What makes The Three Orders both representative of Duby’s oeuvre and an engrossing – and challenging -read is Duby’s approach to his explanation of these changes in medieval society. Because of his embrace of what he as a member of the “Annales School” of historical inquiry called the “history of mentalities,” he explores, through close examination and explication, key documents. These writings represent, to his thinking, the accepted verities that under gird the psychologies of these three groups – clergy (including monks), nobles (especially knights), and laborers (which, over this period of transition from the late tenth to the early 13th centuries came to represent not just peasant farmers but the group who came to be known as “la bourgeoisie” – mercantilists).
Duby examines significant works across this historical period.

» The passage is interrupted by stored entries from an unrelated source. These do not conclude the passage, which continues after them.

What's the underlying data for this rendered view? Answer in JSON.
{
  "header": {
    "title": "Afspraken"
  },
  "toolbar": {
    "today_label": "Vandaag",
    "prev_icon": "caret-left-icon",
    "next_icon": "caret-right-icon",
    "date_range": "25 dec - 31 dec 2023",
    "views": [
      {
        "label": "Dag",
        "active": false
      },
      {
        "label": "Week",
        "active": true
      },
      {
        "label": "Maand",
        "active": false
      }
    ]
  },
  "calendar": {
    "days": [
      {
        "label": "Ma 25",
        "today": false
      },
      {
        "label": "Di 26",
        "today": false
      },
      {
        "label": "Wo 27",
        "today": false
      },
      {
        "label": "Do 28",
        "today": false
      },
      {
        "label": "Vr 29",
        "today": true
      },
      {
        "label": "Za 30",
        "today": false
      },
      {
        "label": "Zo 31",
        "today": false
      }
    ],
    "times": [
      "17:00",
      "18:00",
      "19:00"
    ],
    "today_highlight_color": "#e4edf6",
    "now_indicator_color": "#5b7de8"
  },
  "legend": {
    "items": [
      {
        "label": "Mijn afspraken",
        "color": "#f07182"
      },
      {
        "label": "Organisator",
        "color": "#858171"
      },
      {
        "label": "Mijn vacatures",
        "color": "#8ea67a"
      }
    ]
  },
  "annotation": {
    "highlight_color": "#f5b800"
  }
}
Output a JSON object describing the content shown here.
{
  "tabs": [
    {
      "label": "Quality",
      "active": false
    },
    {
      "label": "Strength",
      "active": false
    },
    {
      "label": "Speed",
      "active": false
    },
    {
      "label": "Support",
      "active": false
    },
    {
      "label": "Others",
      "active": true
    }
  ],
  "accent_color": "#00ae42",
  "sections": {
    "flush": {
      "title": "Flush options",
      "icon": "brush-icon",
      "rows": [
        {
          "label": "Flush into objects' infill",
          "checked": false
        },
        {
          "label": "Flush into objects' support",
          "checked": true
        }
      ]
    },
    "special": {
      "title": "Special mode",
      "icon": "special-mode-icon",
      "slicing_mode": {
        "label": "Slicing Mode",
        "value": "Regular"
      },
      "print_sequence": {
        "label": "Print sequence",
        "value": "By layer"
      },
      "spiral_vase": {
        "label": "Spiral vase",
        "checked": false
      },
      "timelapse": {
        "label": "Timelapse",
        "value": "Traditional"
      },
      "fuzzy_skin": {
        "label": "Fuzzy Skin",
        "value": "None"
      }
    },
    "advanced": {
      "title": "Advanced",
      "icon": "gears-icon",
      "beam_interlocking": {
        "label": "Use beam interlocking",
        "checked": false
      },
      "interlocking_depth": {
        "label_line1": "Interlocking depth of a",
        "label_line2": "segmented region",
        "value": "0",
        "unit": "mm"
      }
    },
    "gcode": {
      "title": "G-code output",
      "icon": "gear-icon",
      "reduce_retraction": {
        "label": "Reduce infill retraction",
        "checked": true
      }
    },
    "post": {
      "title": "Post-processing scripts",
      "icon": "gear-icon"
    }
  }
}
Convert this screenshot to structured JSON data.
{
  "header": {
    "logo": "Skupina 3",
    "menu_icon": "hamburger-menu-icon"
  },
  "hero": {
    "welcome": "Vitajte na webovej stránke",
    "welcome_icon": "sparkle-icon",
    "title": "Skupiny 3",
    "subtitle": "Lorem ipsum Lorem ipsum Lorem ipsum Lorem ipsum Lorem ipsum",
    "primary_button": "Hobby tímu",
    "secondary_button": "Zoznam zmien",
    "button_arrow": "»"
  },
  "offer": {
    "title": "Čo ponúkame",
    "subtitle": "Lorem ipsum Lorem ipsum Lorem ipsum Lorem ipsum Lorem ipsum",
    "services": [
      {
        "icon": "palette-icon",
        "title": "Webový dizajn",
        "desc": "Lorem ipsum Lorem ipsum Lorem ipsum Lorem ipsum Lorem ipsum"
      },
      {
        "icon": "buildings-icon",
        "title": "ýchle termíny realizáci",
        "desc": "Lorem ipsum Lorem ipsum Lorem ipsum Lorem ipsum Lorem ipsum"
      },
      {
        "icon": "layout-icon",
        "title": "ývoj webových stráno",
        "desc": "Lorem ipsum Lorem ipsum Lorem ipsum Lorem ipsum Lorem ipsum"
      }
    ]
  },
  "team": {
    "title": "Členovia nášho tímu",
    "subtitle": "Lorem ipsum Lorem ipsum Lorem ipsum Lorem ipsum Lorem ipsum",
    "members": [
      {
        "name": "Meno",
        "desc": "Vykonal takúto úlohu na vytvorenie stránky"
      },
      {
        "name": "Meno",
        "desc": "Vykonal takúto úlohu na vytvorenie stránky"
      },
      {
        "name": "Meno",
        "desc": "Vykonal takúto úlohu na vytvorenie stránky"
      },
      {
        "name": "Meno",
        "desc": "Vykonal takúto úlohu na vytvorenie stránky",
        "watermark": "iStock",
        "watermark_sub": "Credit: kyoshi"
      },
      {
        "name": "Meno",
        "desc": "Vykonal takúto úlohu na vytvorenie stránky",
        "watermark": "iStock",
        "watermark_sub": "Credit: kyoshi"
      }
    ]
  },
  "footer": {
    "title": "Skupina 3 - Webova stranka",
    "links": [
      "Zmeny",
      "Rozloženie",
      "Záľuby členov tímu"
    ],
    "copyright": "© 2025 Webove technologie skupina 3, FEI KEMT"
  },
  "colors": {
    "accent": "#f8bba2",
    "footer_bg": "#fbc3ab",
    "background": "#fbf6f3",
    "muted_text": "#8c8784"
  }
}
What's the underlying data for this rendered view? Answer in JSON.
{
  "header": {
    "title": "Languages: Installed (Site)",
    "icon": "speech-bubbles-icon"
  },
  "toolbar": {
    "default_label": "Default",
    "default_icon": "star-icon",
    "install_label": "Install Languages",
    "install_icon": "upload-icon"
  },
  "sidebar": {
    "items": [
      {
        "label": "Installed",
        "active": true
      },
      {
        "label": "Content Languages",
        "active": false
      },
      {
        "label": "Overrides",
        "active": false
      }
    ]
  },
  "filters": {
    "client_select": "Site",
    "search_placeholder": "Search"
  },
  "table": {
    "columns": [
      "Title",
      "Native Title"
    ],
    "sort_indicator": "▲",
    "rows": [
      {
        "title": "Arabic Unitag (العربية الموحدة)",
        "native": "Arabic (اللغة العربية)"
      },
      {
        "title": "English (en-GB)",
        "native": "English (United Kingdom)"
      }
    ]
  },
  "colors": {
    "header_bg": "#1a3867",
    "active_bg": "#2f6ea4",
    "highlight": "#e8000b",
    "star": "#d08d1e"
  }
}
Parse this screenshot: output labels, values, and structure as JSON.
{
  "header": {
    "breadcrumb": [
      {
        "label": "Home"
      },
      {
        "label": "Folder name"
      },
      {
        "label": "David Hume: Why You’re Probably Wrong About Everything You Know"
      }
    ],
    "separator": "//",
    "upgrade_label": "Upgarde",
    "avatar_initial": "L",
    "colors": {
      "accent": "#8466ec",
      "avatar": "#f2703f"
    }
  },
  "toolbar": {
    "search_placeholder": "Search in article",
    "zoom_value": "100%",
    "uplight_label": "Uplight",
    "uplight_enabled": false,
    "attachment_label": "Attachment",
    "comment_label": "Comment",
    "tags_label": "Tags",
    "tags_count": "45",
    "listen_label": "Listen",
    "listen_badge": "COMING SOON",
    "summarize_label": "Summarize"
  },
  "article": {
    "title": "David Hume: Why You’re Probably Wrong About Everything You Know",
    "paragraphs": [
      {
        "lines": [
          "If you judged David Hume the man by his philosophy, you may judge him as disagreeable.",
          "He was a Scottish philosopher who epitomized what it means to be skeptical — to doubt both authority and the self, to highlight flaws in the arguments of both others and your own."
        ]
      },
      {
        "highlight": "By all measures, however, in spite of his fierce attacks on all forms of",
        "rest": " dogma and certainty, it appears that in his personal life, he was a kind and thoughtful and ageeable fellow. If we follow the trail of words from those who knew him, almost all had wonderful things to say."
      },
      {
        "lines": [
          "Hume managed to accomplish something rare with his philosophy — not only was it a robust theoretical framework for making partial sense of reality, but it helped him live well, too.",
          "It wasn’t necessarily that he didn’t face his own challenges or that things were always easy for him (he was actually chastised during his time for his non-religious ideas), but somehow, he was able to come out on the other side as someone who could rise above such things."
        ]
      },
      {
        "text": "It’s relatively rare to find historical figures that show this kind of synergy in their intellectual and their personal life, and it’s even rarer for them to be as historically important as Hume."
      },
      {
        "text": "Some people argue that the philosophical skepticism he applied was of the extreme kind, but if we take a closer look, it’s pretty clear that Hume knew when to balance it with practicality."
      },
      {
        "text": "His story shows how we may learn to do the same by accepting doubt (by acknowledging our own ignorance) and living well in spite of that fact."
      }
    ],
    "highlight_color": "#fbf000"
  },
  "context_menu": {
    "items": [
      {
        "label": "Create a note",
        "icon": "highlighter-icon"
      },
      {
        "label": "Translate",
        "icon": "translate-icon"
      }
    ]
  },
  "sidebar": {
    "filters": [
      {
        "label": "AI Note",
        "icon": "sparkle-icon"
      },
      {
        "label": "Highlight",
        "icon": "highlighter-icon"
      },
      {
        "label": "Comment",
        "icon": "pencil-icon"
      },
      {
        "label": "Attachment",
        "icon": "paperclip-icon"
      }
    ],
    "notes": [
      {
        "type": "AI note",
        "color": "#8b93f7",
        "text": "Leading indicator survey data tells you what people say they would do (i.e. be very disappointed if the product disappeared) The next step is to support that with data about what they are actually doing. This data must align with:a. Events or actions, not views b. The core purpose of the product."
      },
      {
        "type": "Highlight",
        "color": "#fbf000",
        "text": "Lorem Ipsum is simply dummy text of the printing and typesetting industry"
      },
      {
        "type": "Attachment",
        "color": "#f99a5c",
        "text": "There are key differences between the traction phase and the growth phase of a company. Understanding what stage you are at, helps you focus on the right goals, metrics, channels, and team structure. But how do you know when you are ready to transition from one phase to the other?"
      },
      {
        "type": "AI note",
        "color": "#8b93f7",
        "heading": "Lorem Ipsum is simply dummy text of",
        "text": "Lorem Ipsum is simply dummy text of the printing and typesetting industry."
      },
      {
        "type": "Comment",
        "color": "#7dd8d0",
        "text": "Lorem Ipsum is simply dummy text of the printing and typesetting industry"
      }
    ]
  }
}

The earliest, written primarily by prelates such as the bishop Gerard of Cambrai, attempt to repress “heresies” that question the association of monarchs (and knights) with church sanctioned “divine” empowerment over the ever exploited third group, people who actually work; those of the middle period by monks such as Andrew of Fleury argue that the monastic life (retirement from the world to contemplate God) supersedes all other human activity and renders concerns about social organization, for want of a better term, trifling; finally, the heavily scholastic work of William the Breton, fueled both by the rise of intellectualism (Duby unashamedly assumes Paris to have been the cradle of higher learning – and thinking) and by the changes wrought by the “third order” (the rise of mercantilism – and money – shifted power from the church to the state – and that power vested itself in the monarch and his knights) interestingly, promotes the idea of the king as the pinnacle of the social order, a demi-god around whom gather the “best and brightest” (the court, the university and the church) and whom the bourgeois seek to serve.
The triggers for these shifting views over this period of slightly more than 200 years Duby presents more as gloss for the writing they inspired than for their importance as events in the lives of the French people of this period. The collapse of the Carolingian dynasty, the tenuous (and at times chaotic) rise of the Capetian dynasty, and especially Millenarianism (which reared its preposterous head in the period around 1000 CE just as it has in the period around 2000 CE) all contributed to the uncertainty that caused Gerard of Cambrai to defend the “divinity” of the crown and Andrew of Fleury to dismiss ‘”the world” as an antechamber of eternity. It is William the Breton, in his celebratory poem on Phillip II’s victory over Normandy and Brittany in 1214 that brings those domains under the rule of the French monarch who codifies that world view that we know as “the three estates.”
Duby stops there. The three stations of life – the church, the nobility (especially knighthood) , and the rest (after all, whether wealthy merchant or impoverished peasant, commoner is commoner) have, after some turmoil, reasserted their primacy of purpose and stabilized. What is left for readers is to consider how Duby’s elucidation of that far off time provides insights into our own imaginings of this new millennium.